# StackRox Kubernetes Security Platform Guide

> **Intro:** StackRox is now best understood as the **upstream open-source project** behind **Red Hat Advanced Cluster Security for Kubernetes (RHACS)**. This page explains what the platform is, what became open source, what still differs in enterprise practice, and how to install and use it in a modern Kubernetes security program.

## What StackRox is

StackRox is a Kubernetes-native security platform that covers **build, deploy, and runtime** for containerized workloads. In practical terms it sits between:

* image and deployment policy checks;
* cluster risk and posture visibility;
* network graph and baseline analysis;
* runtime and policy violations;
* compliance and reporting workflows.

Historically people often described it as “Kubernetes security posture plus runtime plus policy plus vulnerability context in one platform.” That is still roughly the right mental model.

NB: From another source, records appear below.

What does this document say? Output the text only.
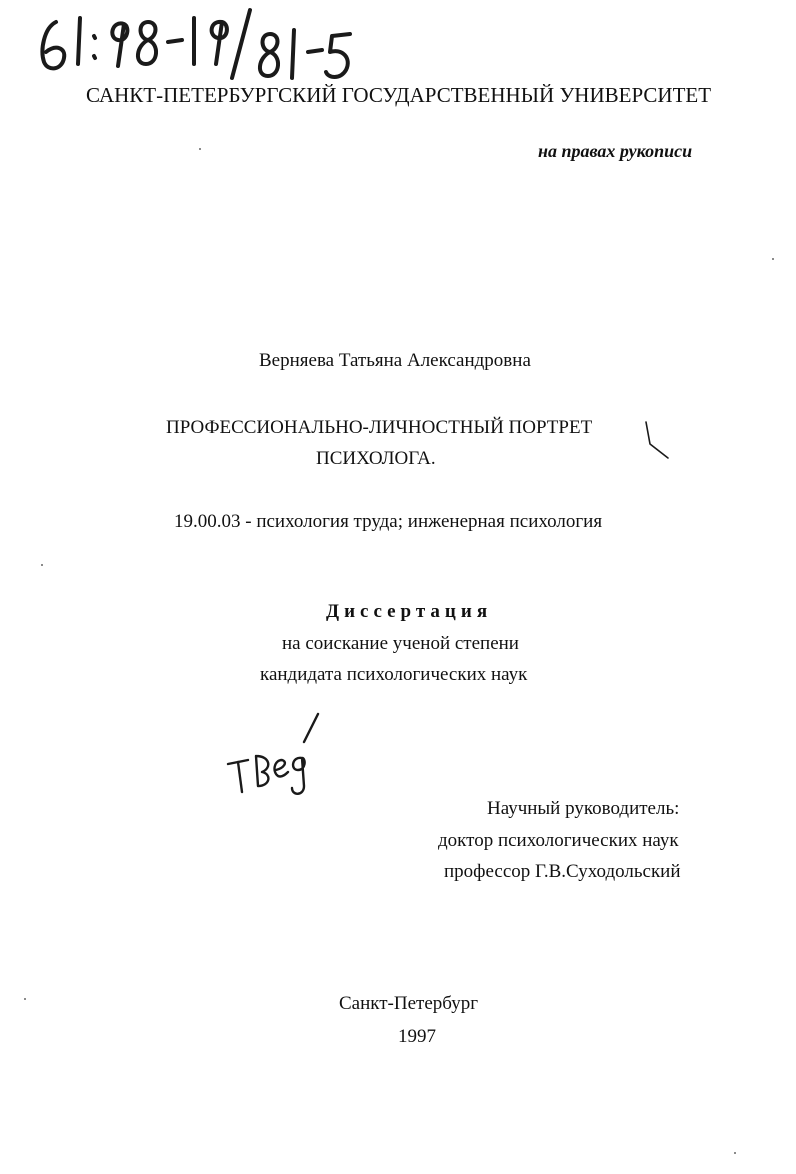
САНКТ-ПЕТЕРБУРГСКИЙ ГОСУДАРСТВЕННЫЙ УНИВЕРСИТЕТ
на правах рукописи
Верняева Татьяна Александровна
ПРОФЕССИОНАЛЬНО-ЛИЧНОСТНЫЙ ПОРТРЕТ
ПСИХОЛОГА.
19.00.03 - психология труда; инженерная психология
Диссертация
на соискание ученой степени
кандидата психологических наук
Научный руководитель:
доктор психологических наук
профессор Г.В.Суходольский
Санкт-Петербург
1997
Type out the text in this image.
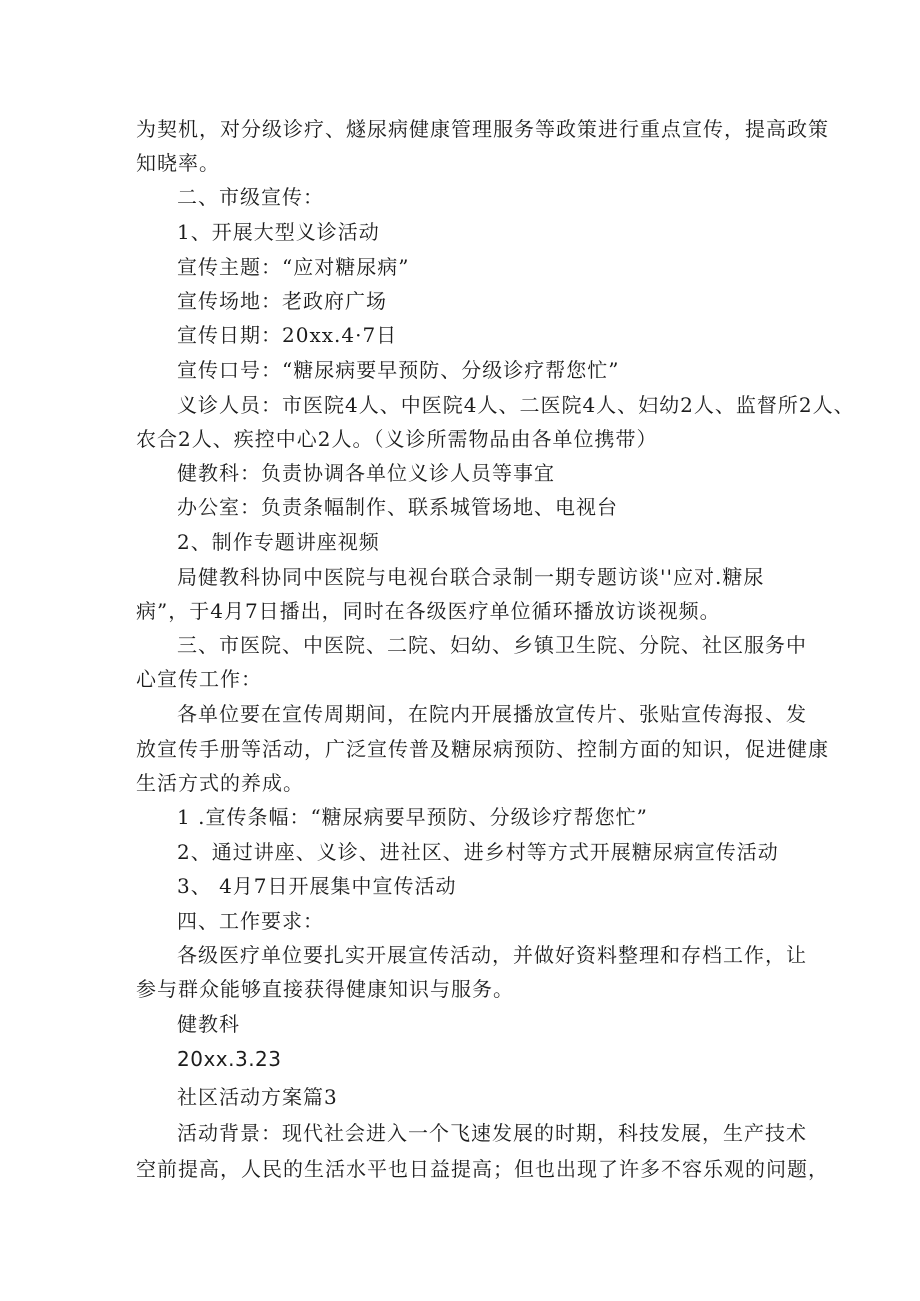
为契机，对分级诊疗、燧尿病健康管理服务等政策进行重点宣传，提高政策
知晓率。
二、市级宣传：
1、开展大型义诊活动
宣传主题：“应对糖尿病”
宣传场地：老政府广场
宣传日期：20xx.4·7日
宣传口号：“糖尿病要早预防、分级诊疗帮您忙”
义诊人员：市医院4人、中医院4人、二医院4人、妇幼2人、监督所2人、
农合2人、疾控中心2人。（义诊所需物品由各单位携带）
健教科：负责协调各单位义诊人员等事宜
办公室：负责条幅制作、联系城管场地、电视台
2、制作专题讲座视频
局健教科协同中医院与电视台联合录制一期专题访谈''应对.糖尿
病”，于4月7日播出，同时在各级医疗单位循环播放访谈视频。
三、市医院、中医院、二院、妇幼、乡镇卫生院、分院、社区服务中
心宣传工作：
各单位要在宣传周期间，在院内开展播放宣传片、张贴宣传海报、发
放宣传手册等活动，广泛宣传普及糖尿病预防、控制方面的知识，促进健康
生活方式的养成。
1 .宣传条幅：“糖尿病要早预防、分级诊疗帮您忙”
2、通过讲座、义诊、进社区、进乡村等方式开展糖尿病宣传活动
3、 4月7日开展集中宣传活动
四、工作要求：
各级医疗单位要扎实开展宣传活动，并做好资料整理和存档工作，让
参与群众能够直接获得健康知识与服务。
健教科
20xx.3.23
社区活动方案篇3
活动背景：现代社会进入一个飞速发展的时期，科技发展，生产技术
空前提高，人民的生活水平也日益提高；但也出现了许多不容乐观的问题，
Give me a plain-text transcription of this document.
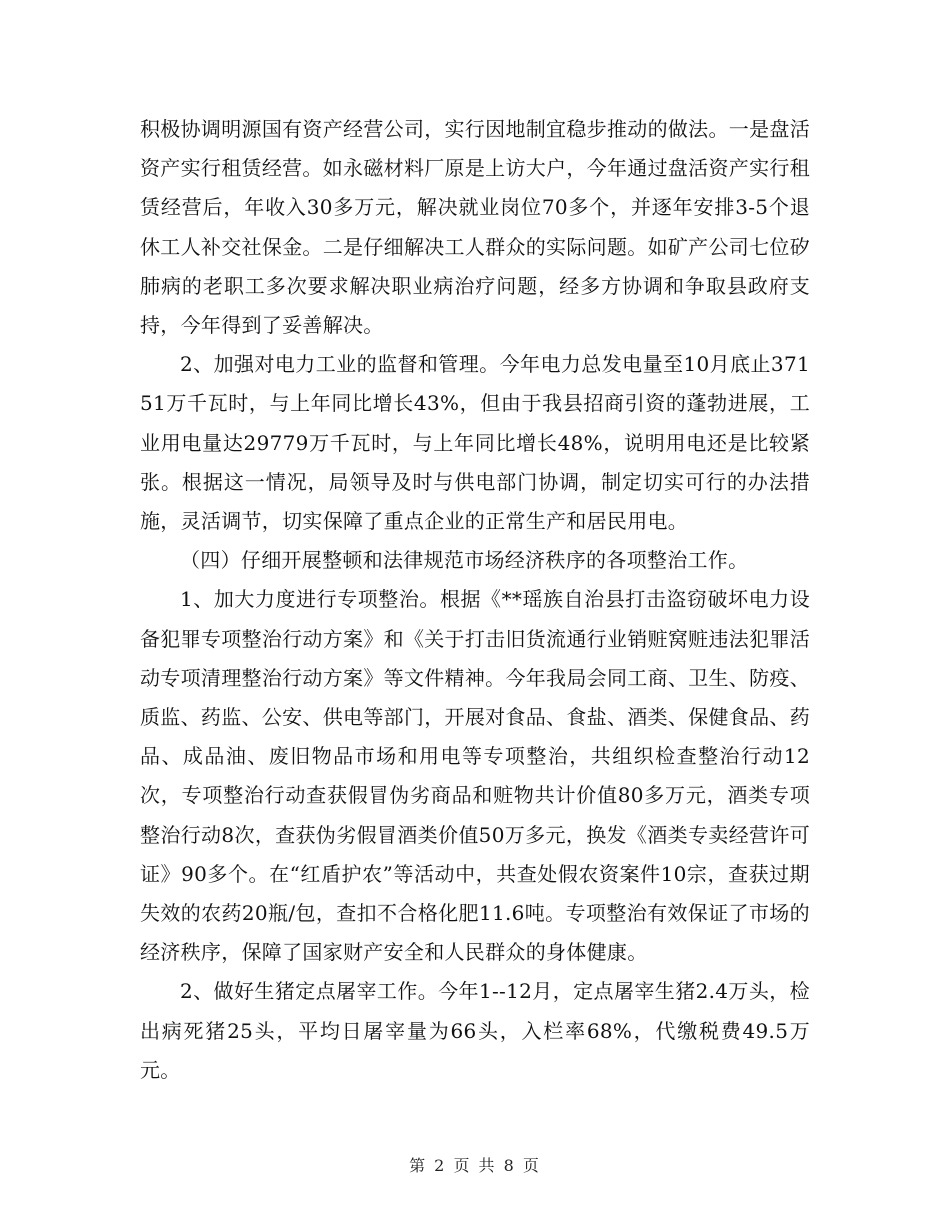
积极协调明源国有资产经营公司，实行因地制宜稳步推动的做法。一是盘活资产实行租赁经营。如永磁材料厂原是上访大户，今年通过盘活资产实行租赁经营后，年收入30多万元，解决就业岗位70多个，并逐年安排3-5个退休工人补交社保金。二是仔细解决工人群众的实际问题。如矿产公司七位矽肺病的老职工多次要求解决职业病治疗问题，经多方协调和争取县政府支持，今年得到了妥善解决。

2、加强对电力工业的监督和管理。今年电力总发电量至10月底止37151万千瓦时，与上年同比增长43%，但由于我县招商引资的蓬勃进展，工业用电量达29779万千瓦时，与上年同比增长48%，说明用电还是比较紧张。根据这一情况，局领导及时与供电部门协调，制定切实可行的办法措施，灵活调节，切实保障了重点企业的正常生产和居民用电。

（四）仔细开展整顿和法律规范市场经济秩序的各项整治工作。

1、加大力度进行专项整治。根据《**瑶族自治县打击盗窃破坏电力设备犯罪专项整治行动方案》和《关于打击旧货流通行业销赃窝赃违法犯罪活动专项清理整治行动方案》等文件精神。今年我局会同工商、卫生、防疫、质监、药监、公安、供电等部门，开展对食品、食盐、酒类、保健食品、药品、成品油、废旧物品市场和用电等专项整治，共组织检查整治行动12次，专项整治行动查获假冒伪劣商品和赃物共计价值80多万元，酒类专项整治行动8次，查获伪劣假冒酒类价值50万多元，换发《酒类专卖经营许可证》90多个。在“红盾护农”等活动中，共查处假农资案件10宗，查获过期失效的农药20瓶/包，查扣不合格化肥11.6吨。专项整治有效保证了市场的经济秩序，保障了国家财产安全和人民群众的身体健康。

2、做好生猪定点屠宰工作。今年1--12月，定点屠宰生猪2.4万头，检出病死猪25头，平均日屠宰量为66头，入栏率68%，代缴税费49.5万元。

第 2 页 共 8 页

## What changed after the Red Hat acquisition

### The careful answer

The broad statement **“StackRox became fully free and preserved all enterprise functionality unchanged”** is too strong.

### The practical answer

A more accurate framing is:

* **StackRox is the upstream open-source project**;
* **RHACS** is the **Red Hat productized distribution** and remains the enterprise offering around that upstream;
* a large amount of the platform capability is available in the open project, but production buyers still care about packaging, support, release channels, operator workflows, OpenShift alignment, and enterprise lifecycle expectations.

Use this phrasing in the KB and in interviews:

> “StackRox is the open-source upstream. RHACS is the Red Hat distribution and enterprise packaging.”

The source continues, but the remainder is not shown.